Zardoz84 12 hours ago

yes

akimbostrawman 12 hours ago

>completely different beast from desktop Linux

Absolutely not. If you ever actually used it you would know that the only difference is a custom big picture mode like interface. Anything else is literally the same code.

TurdF3rguson 12 hours ago

Skyrocketed above 5% is an expression I would discourage anyone from using because it's a broken metaphor. Unless the trajectory of that rocket was a few degrees from horizontal.

How about grasshopper-ed above 5%?

PurpleRamen 11 hours ago

The number doubled in the last year. April 2025 it was around 2.3%, and has been jumping around 2-3% for several years. Skyrocking seems justified when looking at a greater picture.

Though, it's a longer process, not something that suddenly happened immediately. The combination of Steamdeck, proton, good gaming-distributions and Windows 10 phasing out, while Windows 11 sucks and becoming an AI+Ads-infested mess, seems to have pushed this trend. So let's see how high this sky will be.

Edit: Found a good visualization: https://www.gamingonlinux.com/steam-tracker/

TurdF3rguson 9 hours ago

Right but clearly 5% is still much closer to the ground than it is to the sky. Not that ground-rocketed makes any more sense because it doesn't.

PurpleRamen 8 hours ago

Zhyl 7 hours ago

Zhyl 7 hours ago

It's been an exponential curve since 2022.

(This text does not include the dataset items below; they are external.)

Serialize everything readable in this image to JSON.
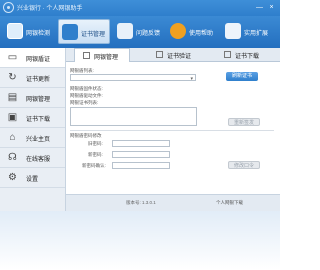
{
  "app": {
    "title": "兴业银行 · 个人网银助手",
    "window_buttons": [
      "—",
      "×"
    ]
  },
  "toolbar": {
    "items": [
      {
        "label": "网银检测",
        "icon": "shield-check-icon",
        "color": "#ffffff"
      },
      {
        "label": "证书管理",
        "icon": "certificate-icon",
        "color": "#2f7fcc"
      },
      {
        "label": "问题反馈",
        "icon": "feedback-icon",
        "color": "#ffffff"
      },
      {
        "label": "使用帮助",
        "icon": "help-icon",
        "color": "#f0a020"
      },
      {
        "label": "实用扩展",
        "icon": "extensions-icon",
        "color": "#ffffff"
      }
    ]
  },
  "sidebar": {
    "items": [
      {
        "label": "网银盾证",
        "icon": "usb-key-icon"
      },
      {
        "label": "证书更新",
        "icon": "refresh-icon"
      },
      {
        "label": "网银管理",
        "icon": "manage-icon"
      },
      {
        "label": "证书下载",
        "icon": "download-icon"
      },
      {
        "label": "兴业主页",
        "icon": "home-icon"
      },
      {
        "label": "在线客服",
        "icon": "headset-icon"
      },
      {
        "label": "设置",
        "icon": "settings-icon"
      }
    ]
  },
  "tabs": [
    {
      "label": "网银管理"
    },
    {
      "label": "证书验证"
    },
    {
      "label": "证书下载"
    }
  ],
  "form": {
    "key_select_label": "网银盾列表:",
    "key_select_value": "",
    "key_button": "刷新证书",
    "info_lines": [
      "网银盾固件状态:",
      "网银盾驱动文件:",
      "网银证书列表:"
    ],
    "info_button": "重新签发",
    "password_section_label": "网银盾密码修改",
    "old_password_label": "旧密码:",
    "new_password_label": "新密码:",
    "confirm_password_label": "新密码确认:",
    "password_button": "修改口令"
  },
  "status": {
    "version": "版本号: 1.3.0.1",
    "link": "个人网银下载"
  }
}
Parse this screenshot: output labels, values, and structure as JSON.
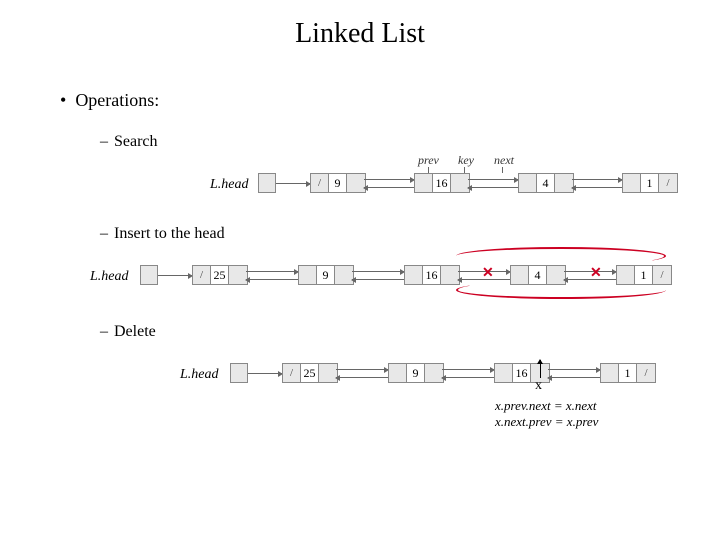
{
  "title": "Linked List",
  "bullet": "Operations:",
  "ops": {
    "search": "Search",
    "insert": "Insert to the head",
    "delete": "Delete"
  },
  "labels": {
    "lhead": "L.head",
    "prev": "prev",
    "key": "key",
    "next": "next",
    "x": "x"
  },
  "pseudo": {
    "line1": "x.prev.next  =  x.next",
    "line2": "x.next.prev  =  x.prev"
  },
  "lists": {
    "search": [
      "9",
      "16",
      "4",
      "1"
    ],
    "insert": [
      "25",
      "9",
      "16",
      "4",
      "1"
    ],
    "delete": [
      "25",
      "9",
      "16",
      "1"
    ]
  }
}
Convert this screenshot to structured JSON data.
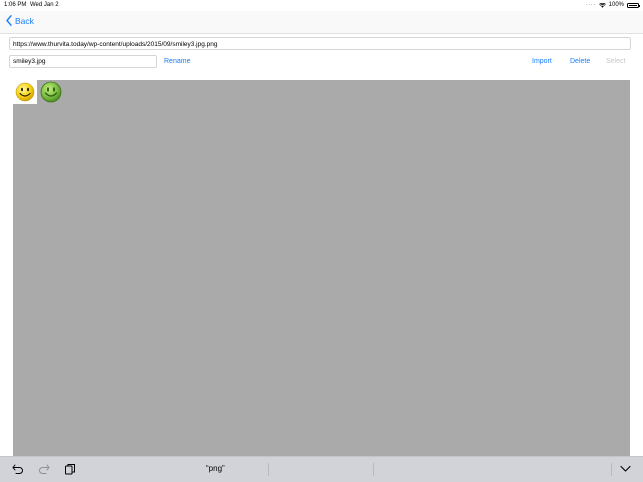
{
  "status": {
    "time": "1:06 PM",
    "date": "Wed Jan 2",
    "battery": "100%"
  },
  "nav": {
    "back_label": "Back"
  },
  "url_field": {
    "value": "https://www.thurvita.today/wp-content/uploads/2015/09/smiley3.jpg.png"
  },
  "filename_field": {
    "value": "smiley3.jpg"
  },
  "actions": {
    "rename": "Rename",
    "import": "Import",
    "delete": "Delete",
    "select": "Select"
  },
  "images": [
    {
      "icon": "yellow-smiley",
      "selected": true
    },
    {
      "icon": "green-smiley",
      "selected": false
    }
  ],
  "keyboard_bar": {
    "suggestion": "“png”"
  },
  "colors": {
    "accent": "#157efb",
    "canvas": "#aaaaaa",
    "toolbar": "#d1d3d9"
  }
}
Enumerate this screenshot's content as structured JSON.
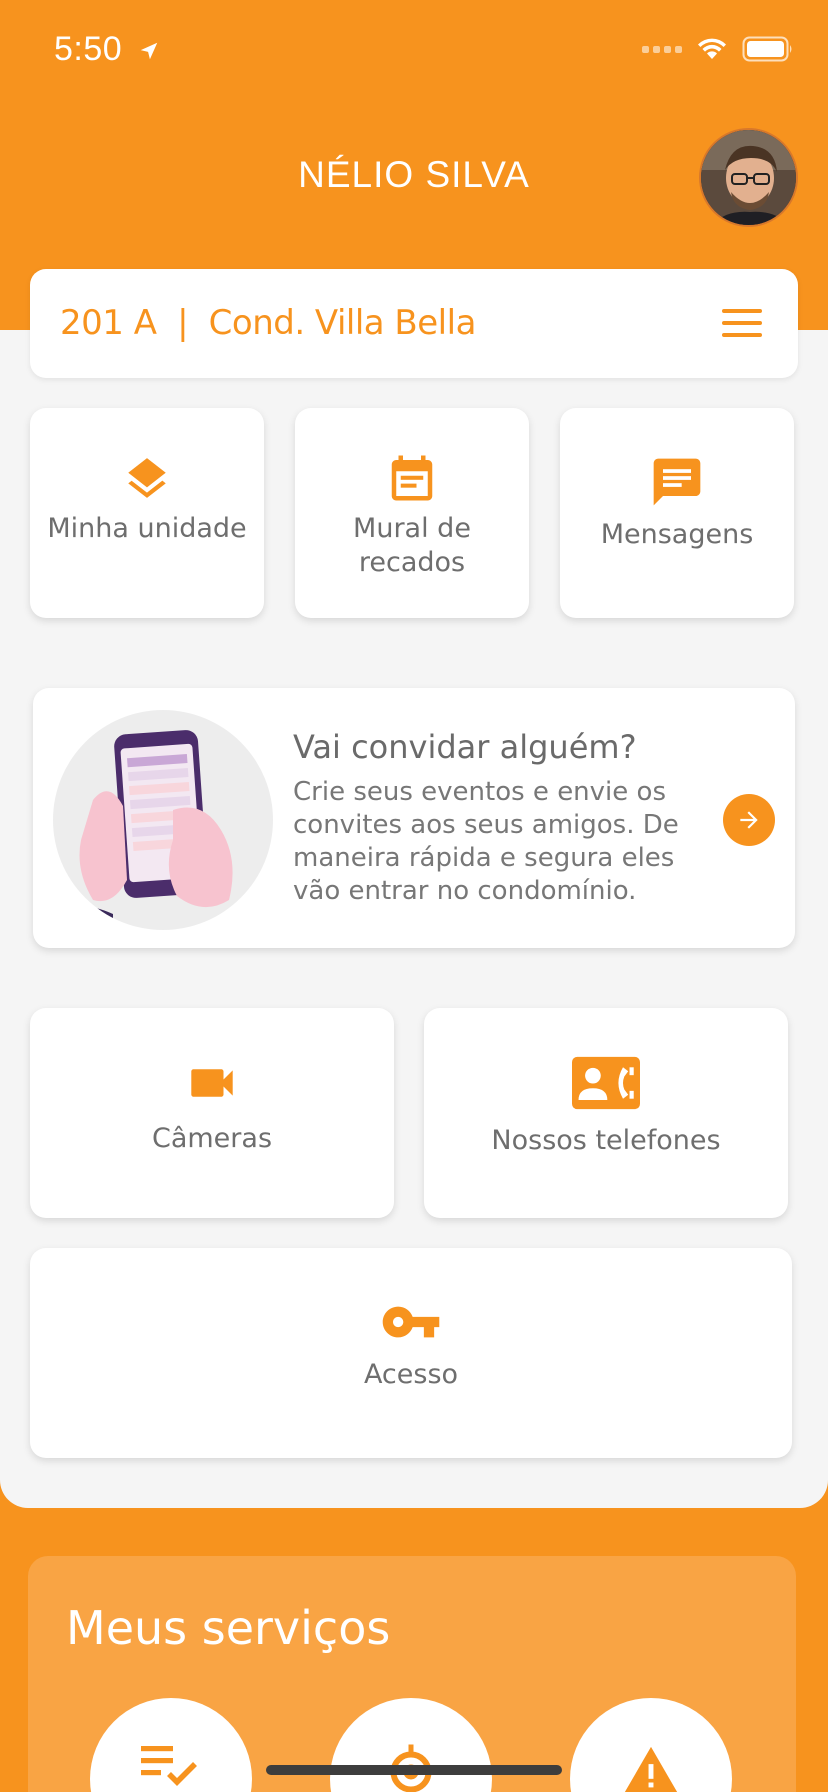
{
  "status_bar": {
    "time": "5:50"
  },
  "header": {
    "user_name": "NÉLIO SILVA"
  },
  "unit": {
    "title": "201 A  |  Cond. Villa Bella"
  },
  "quick_actions": [
    {
      "label": "Minha unidade",
      "icon": "layers-icon"
    },
    {
      "label": "Mural de recados",
      "icon": "calendar-icon"
    },
    {
      "label": "Mensagens",
      "icon": "message-icon"
    }
  ],
  "invite": {
    "title": "Vai convidar alguém?",
    "text": "Crie seus eventos e envie os convites aos seus amigos. De maneira rápida e segura eles vão entrar no condomínio."
  },
  "secondary_actions": [
    {
      "label": "Câmeras",
      "icon": "videocam-icon"
    },
    {
      "label": "Nossos telefones",
      "icon": "contact-phone-icon"
    },
    {
      "label": "Acesso",
      "icon": "key-icon"
    }
  ],
  "services": {
    "title": "Meus serviços",
    "items": [
      {
        "icon": "checklist-icon"
      },
      {
        "icon": "location-target-icon"
      },
      {
        "icon": "warning-icon"
      }
    ]
  },
  "colors": {
    "accent": "#f7931e",
    "services_bg": "#f9a444",
    "background": "#f5f5f5"
  }
}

https://gamingonlinux.com/steam-tracker

KeplerBoy 11 hours ago

Let's revisit that topic if the FED raises interest to 5%.

pjmlp 14 hours ago

It will reach 10% in 2050 thereabouts, given current velocity, assuming current computing models are still relevant by then.

vkazanov 14 hours ago

Well, in the overall kernel space there is nothing but Linux-based kernels right now.

pjmlp 13 hours ago

You should broaden your hardware horizons.

Straight out of Linux Foundation, https://www.zephyrproject.org/

There are no Linux kernels on Sony PlayStation nor Nintendo's Switch, or even Microsoft's XBox.

Windows with its 80% market share has no Linux kernel.

Zero Linux kernel running on the ca 15% Apple desktops.

Zero Linux kernels running on iOS and iPadOS.

No Linux kernels on Arduino or ESP32, althought they certainly can run ESP-IDF and FreeRTOS.

And then there are INTEGRITY, vxWorks, QNX, NutXX, FreeBSD, OpenBDS, DragonFly, IBM i, z/OS, ClearPath MCP, OS 2200, ThreadX, SphereOS, Fuchsia,.... and plenty more I won't bother to list, none of them with Linux kernel.